Schon aufgrund ihrer Größe und Marktmacht trägt die Textilindustrie eine besondere Verantwortung für Mensch und Umwelt. Allein der Fashion-Sektor beziffert sich auf einen Wert von 3,45 Billionen Dollar (2021), der der technische Textilien auf rund 198 Mrd. US-Dollar (2020). Weltweit arbeiten mehr als 60 Millionen Menschen in der Textil- und Bekleidungsbranche – und zwar vor allem in Entwicklungs- und Schwellenländern. Die Bürde ist daher ungleich verteilt. So entstehen die meisten Belastungen und Auswirkungen, die durch den Verbrauch von Bekleidung, Schuhen und Heimtextilien in Europa verursacht werden, nicht vor Ort, sondern in den Regionen, wo der Großteil der Produktion stattfindet. Dies gilt für 85 Prozent des Primärrohstoffverbrauchs, 92 Prozent des Wasserverbrauchs, 93 Prozent des Flächenverbrauchs und 76 Prozent der Treibhausgasemissionen.
Insgesamt gelten Textilien als die viertgrößte Ursache für Umweltbelastungen und ihre Industrie leistet den fünftgrößten Beitrag zu den globalen CO2-Emmissionen. Es gibt also viele gute Gründe für eine Transformation in Richtung soziales Engagement und Nachhaltigkeit.
Die Zeit läuft
Und diese ist in vollem Gange, seit die Vereinten Nationen (UN) im September 2015 die Agenda 2030 und die Sustainable Development Goals (SDGs) verabschiedet haben. Die 17 Ziele reichen vom Kampf gegen Armut und Hunger über die Förderung von Bildung und Gleichberechtigung für alle bis zu nachhaltigem Wirtschaften und technologischer Innovation.
Gesetze und Sanktionen sieht das Papier nicht vor. Vielmehr gilt der Grundsatz einer freiwilligen, wirksamen, partizipatorischen, überparteilichen und integrierten Regelung.
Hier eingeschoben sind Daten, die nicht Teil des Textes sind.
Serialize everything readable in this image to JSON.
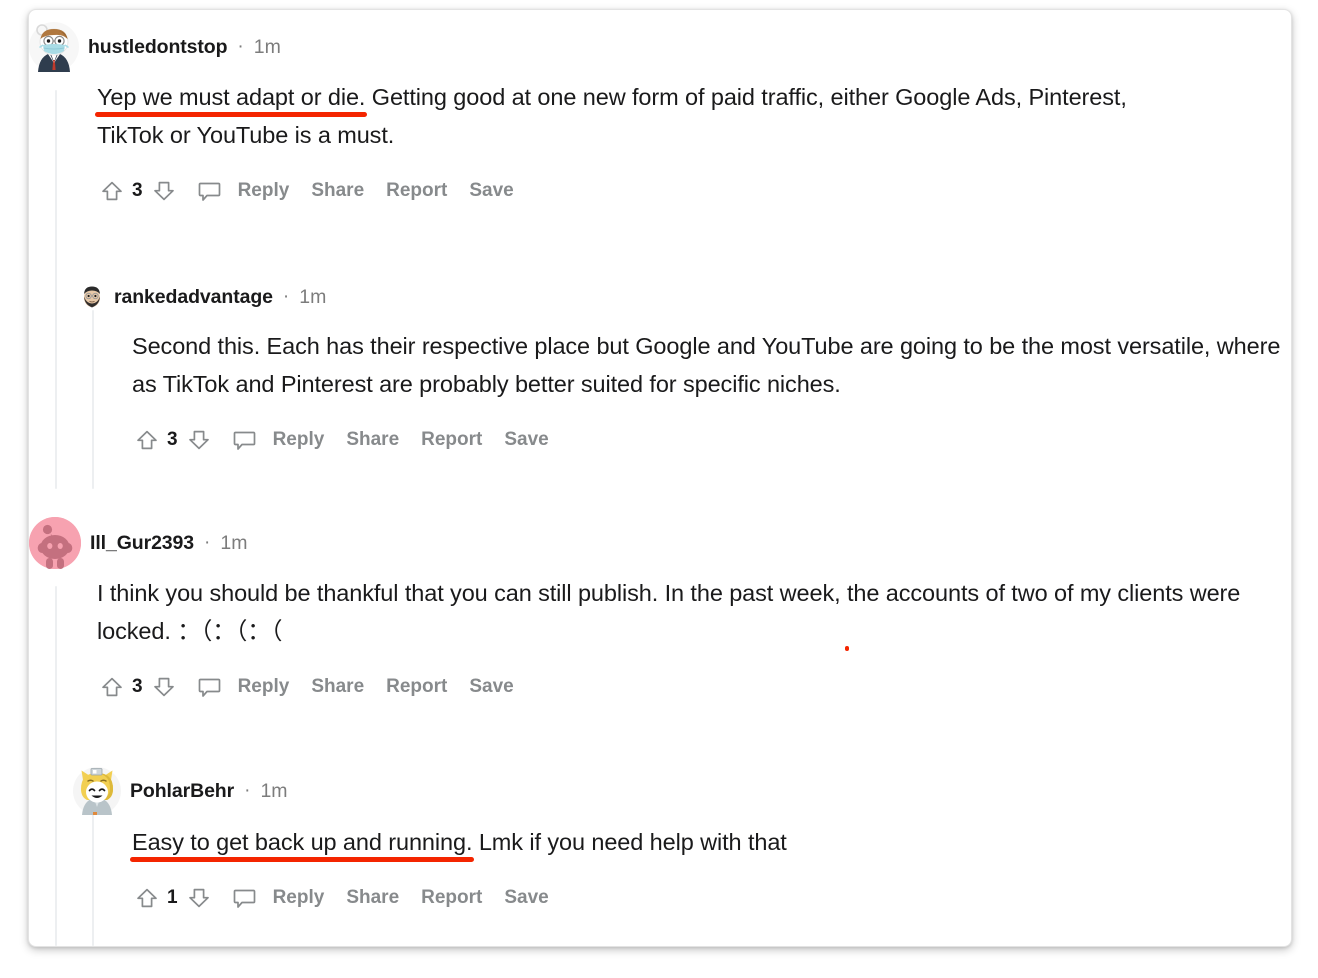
{
  "page": {
    "title": "Reddit comment thread",
    "accent_red": "#f42500",
    "text_color": "#1a1a1b",
    "meta_color": "#7c7c7c",
    "action_color": "#878a8c",
    "threadline_color": "#edeff1"
  },
  "actions_labels": {
    "reply": "Reply",
    "share": "Share",
    "report": "Report",
    "save": "Save",
    "upvote_icon": "upvote-arrow-icon",
    "downvote_icon": "downvote-arrow-icon",
    "comment_icon": "comment-bubble-icon"
  },
  "comments": [
    {
      "id": "c1",
      "username": "hustledontstop",
      "separator": "·",
      "age": "1m",
      "avatar": "snoo-suit-mask-avatar",
      "score": "3",
      "body_pre": "",
      "body_underlined": "Yep we must adapt or die.",
      "body_post": " Getting good at one new form of paid traffic, either Google Ads, Pinterest, TikTok or YouTube is a must."
    },
    {
      "id": "c2",
      "username": "rankedadvantage",
      "separator": "·",
      "age": "1m",
      "avatar": "memoji-bearded-face-avatar",
      "score": "3",
      "body_pre": "Second this. Each has their respective place but Google and YouTube are going to be the most versatile, where as TikTok and Pinterest are probably better suited for specific niches.",
      "body_underlined": "",
      "body_post": ""
    },
    {
      "id": "c3",
      "username": "Ill_Gur2393",
      "separator": "·",
      "age": "1m",
      "avatar": "pink-snoo-avatar",
      "score": "3",
      "body_pre": "I think you should be thankful that you can still publish. In the past week, ",
      "body_underlined": "the accounts of two of my clients were locked.",
      "body_post": " ：（：（：（"
    },
    {
      "id": "c4",
      "username": "PohlarBehr",
      "separator": "·",
      "age": "1m",
      "avatar": "snoo-cat-hood-avatar",
      "score": "1",
      "body_pre": "",
      "body_underlined": "Easy to get back up and running.",
      "body_post": " Lmk if you need help with that"
    }
  ]
}
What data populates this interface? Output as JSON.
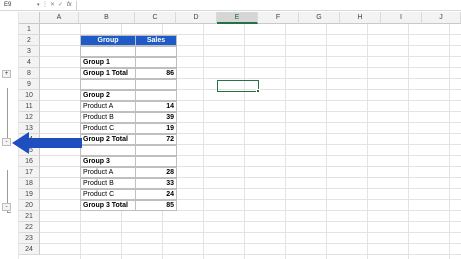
{
  "formula_bar": {
    "name_box": "E9",
    "name_box_arrow": "▾",
    "menu_icon": "⋮",
    "cancel": "✕",
    "enter": "✓",
    "fx": "fx",
    "formula": ""
  },
  "columns": [
    "A",
    "B",
    "C",
    "D",
    "E",
    "F",
    "G",
    "H",
    "I",
    "J"
  ],
  "selected_column": "E",
  "rows": [
    "1",
    "2",
    "3",
    "4",
    "8",
    "9",
    "10",
    "11",
    "12",
    "13",
    "14",
    "15",
    "16",
    "17",
    "18",
    "19",
    "20",
    "21",
    "22",
    "23",
    "24"
  ],
  "outline": {
    "collapse_sign": "-",
    "expand_sign": "+",
    "arrow_color": "#1f4fbf"
  },
  "table": {
    "header": {
      "group": "Group",
      "sales": "Sales"
    },
    "rows": [
      {
        "label": "",
        "value": ""
      },
      {
        "label": "Group 1",
        "value": "",
        "bold": true
      },
      {
        "label": "Group 1 Total",
        "value": "86",
        "bold": true
      },
      {
        "label": "",
        "value": ""
      },
      {
        "label": "Group 2",
        "value": "",
        "bold": true
      },
      {
        "label": "Product A",
        "value": "14"
      },
      {
        "label": "Product B",
        "value": "39"
      },
      {
        "label": "Product C",
        "value": "19"
      },
      {
        "label": "Group 2 Total",
        "value": "72",
        "bold": true
      },
      {
        "label": "",
        "value": ""
      },
      {
        "label": "Group 3",
        "value": "",
        "bold": true
      },
      {
        "label": "Product A",
        "value": "28"
      },
      {
        "label": "Product B",
        "value": "33"
      },
      {
        "label": "Product C",
        "value": "24"
      },
      {
        "label": "Group 3 Total",
        "value": "85",
        "bold": true
      }
    ]
  },
  "colors": {
    "header_fill": "#1e5bc6",
    "selection": "#217346"
  }
}
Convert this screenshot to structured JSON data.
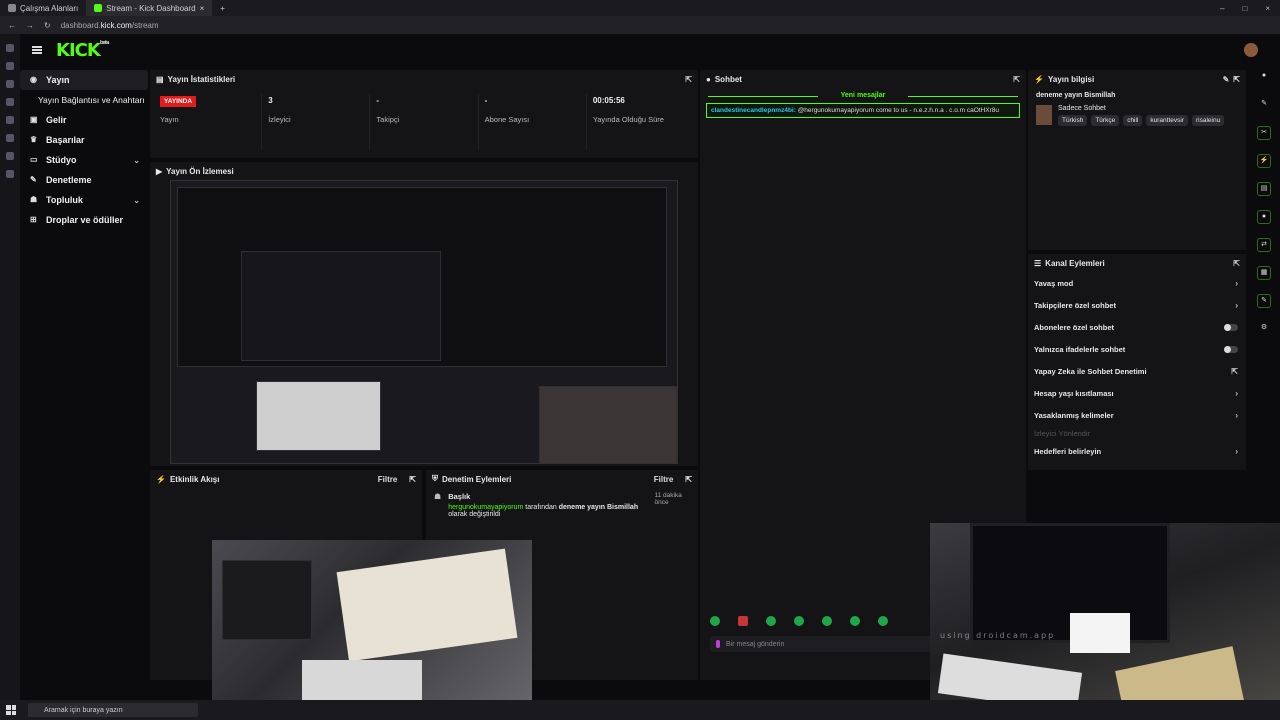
{
  "browser": {
    "tabs": [
      {
        "label": "Çalışma Alanları"
      },
      {
        "label": "Stream - Kick Dashboard"
      }
    ],
    "url_domain": "dashboard.",
    "url_bold": "kick.com",
    "url_path": "/stream"
  },
  "app": {
    "logo": "KICK",
    "logo_sup": "beta"
  },
  "nav": {
    "items": [
      {
        "label": "Yayın",
        "icon": "broadcast-icon"
      },
      {
        "label": "Yayın Bağlantısı ve Anahtarı",
        "icon": ""
      },
      {
        "label": "Gelir",
        "icon": "dollar-icon"
      },
      {
        "label": "Başarılar",
        "icon": "trophy-icon"
      },
      {
        "label": "Stüdyo",
        "icon": "camera-icon"
      },
      {
        "label": "Denetleme",
        "icon": "wrench-icon"
      },
      {
        "label": "Topluluk",
        "icon": "people-icon"
      },
      {
        "label": "Droplar ve ödüller",
        "icon": "gift-icon"
      }
    ]
  },
  "stats": {
    "title": "Yayın İstatistikleri",
    "live_badge": "YAYINDA",
    "items": [
      {
        "value": "",
        "label": "Yayın"
      },
      {
        "value": "3",
        "label": "İzleyici"
      },
      {
        "value": "-",
        "label": "Takipçi"
      },
      {
        "value": "-",
        "label": "Abone Sayısı"
      },
      {
        "value": "00:05:56",
        "label": "Yayında Olduğu Süre"
      }
    ]
  },
  "preview": {
    "title": "Yayın Ön İzlemesi"
  },
  "activity": {
    "title": "Etkinlik Akışı",
    "filter": "Filtre"
  },
  "moderation": {
    "title": "Denetim Eylemleri",
    "filter": "Filtre",
    "entry": {
      "heading": "Başlık",
      "ago": "11 dakika önce",
      "user": "hergunokumayapiyorum",
      "mid": " tarafından ",
      "bold": "deneme yayın Bismillah",
      "tail": " olarak değiştirildi"
    }
  },
  "chat": {
    "title": "Sohbet",
    "new_messages": "Yeni mesajlar",
    "message_user": "clandestinecandlepnmz4bi:",
    "message_text": " @hergunokumayapiyorum come to us - n.e.z.h.n.a . c.o.m caOtHXr8u",
    "input_placeholder": "Bir mesaj gönderin"
  },
  "info": {
    "title": "Yayın bilgisi",
    "stream_title": "deneme yayın Bismillah",
    "category": "Sadece Sohbet",
    "tags": [
      "Türkish",
      "Türkçe",
      "chill",
      "kuranttevsir",
      "risaleinu"
    ]
  },
  "channel_actions": {
    "title": "Kanal Eylemleri",
    "items": [
      {
        "label": "Yavaş mod",
        "control": "chevron"
      },
      {
        "label": "Takipçilere özel sohbet",
        "control": "chevron"
      },
      {
        "label": "Abonelere özel sohbet",
        "control": "toggle"
      },
      {
        "label": "Yalnızca ifadelerle sohbet",
        "control": "toggle"
      },
      {
        "label": "Yapay Zeka ile Sohbet Denetimi",
        "control": "external"
      },
      {
        "label": "Hesap yaşı kısıtlaması",
        "control": "chevron"
      },
      {
        "label": "Yasaklanmış kelimeler",
        "control": "chevron"
      },
      {
        "label": "İzleyici Yönlendir",
        "control": "disabled"
      },
      {
        "label": "Hedefleri belirleyin",
        "control": "chevron"
      }
    ]
  },
  "camera": {
    "watermark": "using droidcam.app"
  },
  "taskbar": {
    "search_placeholder": "Aramak için buraya yazın"
  },
  "colors": {
    "accent": "#53fc18",
    "live": "#e01c1c",
    "panel": "#141417",
    "background": "#0b0b0d"
  }
}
Ziel für Ziel. Schritt für Schritt.
Freiwillig und wirksam. Auch wenn – oder gerade, weil – die Textilindustrie vor besonderen Herausforderungen steht, lohnt sich der Blick auf die Unternehmen, die sich sichtbar für die Erreichung der SDGs einsetzen. Ihre Wege sind unterschiedlich. Was sie eint, ist die Art und Weise der Umsetzung, nämlich Ziel für Ziel und Schritt für Schritt.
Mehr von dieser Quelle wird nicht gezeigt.